William, however, with a quiet, “Only pulling your leg, dear”, desisted; and, considering him and his wife after Fanny had whisked away the plates of the second course, Rusty felt suddenly envious.

“Made for each other”, he realised in a sudden flash of intuition. “Though she is a bit of a fish.”

But then William’s one obsession was his job.

“Always has been”, continued his elder brother’s thoughts. “Happy sort of chap. So’s Geoffrey. Usually that way myself. Wonder if I’ve got a touch of liver.”

His mother’s voice broke in on the reverie.

“I was telling Tom just before dinner that he really ought to get married.”

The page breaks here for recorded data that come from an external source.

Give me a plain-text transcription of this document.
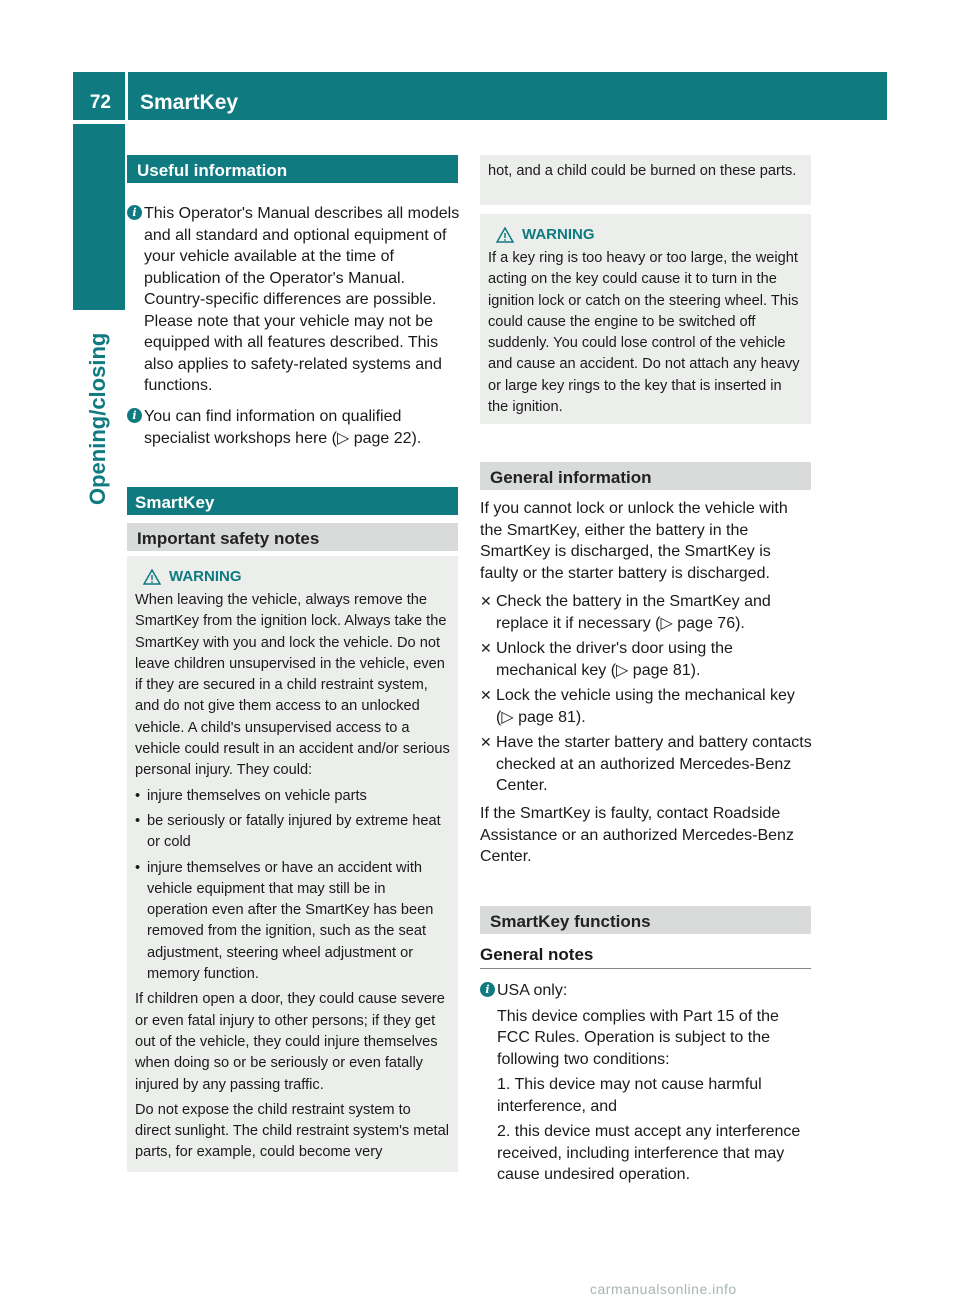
72 SmartKey
Opening/closing
Useful information
i This Operator's Manual describes all models and all standard and optional equipment of your vehicle available at the time of publication of the Operator's Manual. Country-specific differences are possible. Please note that your vehicle may not be equipped with all features described. This also applies to safety-related systems and functions.
i You can find information on qualified specialist workshops here (▷ page 22).
SmartKey
Important safety notes
WARNING

When leaving the vehicle, always remove the SmartKey from the ignition lock. Always take the SmartKey with you and lock the vehicle. Do not leave children unsupervised in the vehicle, even if they are secured in a child restraint system, and do not give them access to an unlocked vehicle. A child's unsupervised access to a vehicle could result in an accident and/or serious personal injury. They could:

• injure themselves on vehicle parts

• be seriously or fatally injured by extreme heat or cold

• injure themselves or have an accident with vehicle equipment that may still be in operation even after the SmartKey has been removed from the ignition, such as the seat adjustment, steering wheel adjustment or memory function.

If children open a door, they could cause severe or even fatal injury to other persons; if they get out of the vehicle, they could injure themselves when doing so or be seriously or even fatally injured by any passing traffic.

Do not expose the child restraint system to direct sunlight. The child restraint system's metal parts, for example, could become very

hot, and a child could be burned on these parts.
WARNING
If a key ring is too heavy or too large, the weight acting on the key could cause it to turn in the ignition lock or catch on the steering wheel. This could cause the engine to be switched off suddenly. You could lose control of the vehicle and cause an accident. Do not attach any heavy or large key rings to the key that is inserted in the ignition.
General information
If you cannot lock or unlock the vehicle with the SmartKey, either the battery in the SmartKey is discharged, the SmartKey is faulty or the starter battery is discharged.
✕ Check the battery in the SmartKey and replace it if necessary (▷ page 76).
✕ Unlock the driver's door using the mechanical key (▷ page 81).
✕ Lock the vehicle using the mechanical key (▷ page 81).
✕ Have the starter battery and battery contacts checked at an authorized Mercedes-Benz Center.
If the SmartKey is faulty, contact Roadside Assistance or an authorized Mercedes-Benz Center.
SmartKey functions
General notes
i USA only:
This device complies with Part 15 of the FCC Rules. Operation is subject to the following two conditions:
1. This device may not cause harmful interference, and
2. this device must accept any interference received, including interference that may cause undesired operation.
carmanualsonline.info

“As long as you don’t make me take a wife to my bosom”, said Geoffrey; and banter continued until Fanny, carrying it as gingerly as though it were a bomb, brought in the cob-webbed bottle, the damp cloth and the tongs.

“Staying to assist us, mother?” asked William then.

“I shall pay for it tomorrow if I do.”

“We’ll let you off church parade.” Her eldest spoke.

“You’ll do nothing of the sort.” Mrs. Rockingham’s eyes turned to her daughter-in-law. “What do you say, my dear? I feel it’s our duty not to leave them at once. It’ll be so bad for their livers if they consume it all. Besides, I haven’t drunk King Edward’s health yet.”

“And you with one son in each of his fighting services”, laughed Geoffrey, moving to the fire.